The self-proclaimed “slick trick with a donkey dick” jestingly solicited dates before he stepped on stage at City College’s Garvin Theatre Tuesday Nov. 27 to discuss the infamous 1947 Black Dahlia murder.
“I wanted to do one thing: write down the too-short life of Elizabeth Short,” Ellroy said. “I grew up obsessed with crime and was entirely dedicated to avenge devastated women.”
At the age of 11, Ellroy came home Jun. 22, 1958 and the police told him that his mother had been found murdered in the same manner as the Black Dahlia.
“It was a ravaging arrogant and selfish male libido that killed her,” Ellroy said. “The question isn’t who killed her. The question is, ‘What was going on in their head?’ Unknowability is a language all on its own.”
When Ellroy went to live with his father, he received a book that described the Black Dahlia murder.
“I experienced fear and revulsion, seduction and hurt,” Ellroy said. “I was afraid to go to sleep because I’d dream of Elizabeth Short.”
Short dreamt of Hollywood fame and glamour so she moved to Los Angeles. Her acting career never took off because of her alleged laziness and her parasitic nature.
She was found mutilated Jan. 15, 1947 in an abandoned field on the corner of 39th and Norton. Her body had been sliced in half and drained of blood, her mouth had been torn from ear to ear in a Glasgow smile, her right breast had been removed, and her left thigh had a chunk missing. Despite the carnage, her body had been washed and posed with her hands at right angles. Her killer was never found.

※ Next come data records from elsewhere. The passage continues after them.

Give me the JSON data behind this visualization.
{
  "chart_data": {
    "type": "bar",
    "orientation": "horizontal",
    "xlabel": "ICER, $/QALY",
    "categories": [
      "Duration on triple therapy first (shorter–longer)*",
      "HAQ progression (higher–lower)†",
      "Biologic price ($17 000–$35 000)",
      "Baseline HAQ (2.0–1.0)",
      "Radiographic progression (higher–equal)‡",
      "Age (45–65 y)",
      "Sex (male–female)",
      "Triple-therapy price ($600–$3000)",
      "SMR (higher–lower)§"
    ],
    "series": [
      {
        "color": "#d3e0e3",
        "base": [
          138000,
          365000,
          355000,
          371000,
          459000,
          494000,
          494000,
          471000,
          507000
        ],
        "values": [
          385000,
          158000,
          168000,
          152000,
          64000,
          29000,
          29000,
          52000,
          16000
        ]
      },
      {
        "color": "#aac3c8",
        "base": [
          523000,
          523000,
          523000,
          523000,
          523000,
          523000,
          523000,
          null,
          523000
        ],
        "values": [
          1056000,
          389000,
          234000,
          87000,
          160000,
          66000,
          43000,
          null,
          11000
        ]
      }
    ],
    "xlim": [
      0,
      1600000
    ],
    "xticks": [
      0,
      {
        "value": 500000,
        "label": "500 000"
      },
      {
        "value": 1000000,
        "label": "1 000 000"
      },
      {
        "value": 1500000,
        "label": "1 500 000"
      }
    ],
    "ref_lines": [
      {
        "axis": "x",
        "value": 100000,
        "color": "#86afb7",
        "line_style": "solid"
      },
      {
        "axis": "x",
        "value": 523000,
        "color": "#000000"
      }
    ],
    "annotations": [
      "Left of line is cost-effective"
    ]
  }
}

The press sensationalized the case and Short was later nicknamed “The Black Dahlia.” The true origin of the moniker is unknown, but some suspect it was because of her penchant for wearing black dresses with flowers in her hair. Others suspect it was a reference to “The Blue Dahlia,” a movie that had come out earlier that year.
Ellroy soon became obsessed with the Black Dahlia. During a press tour for his book, his girlfriend at the time rejected his marriage proposal because she claimed that he only loved dead women and “she wasn’t sure if she was ready to make that commitment.”
“Elizabeth Short died January 15. On January 17, the Black Dahlia was born and she reached a level of fame Elizabeth never could,” said Anne Redding, co-chair of the justice studies department. “If the killer was an artist, what he left at 39th and Norton was his masterpiece. She was beautiful, even in death.”
Redding called the Black Dahlia “a cautionary tale” rather than a case that needs to be solved, but never will be resolved.
In 1987, Ellroy wrote a novel “The Black Dahlia” which used the case as a narrative device. It was later adapted into a movie by director Brian De Palma in 2006.
“I had to err on the side of empathy in my portrayal of Elizabeth Short,” Ellroy said. “I believe I’ve been in contact with her in the beyond and she approves of my fiction. … She wanted to be famous and she paid a terrible price for that. There is no language that can adequately describe the horror that befell Elizabeth Short.”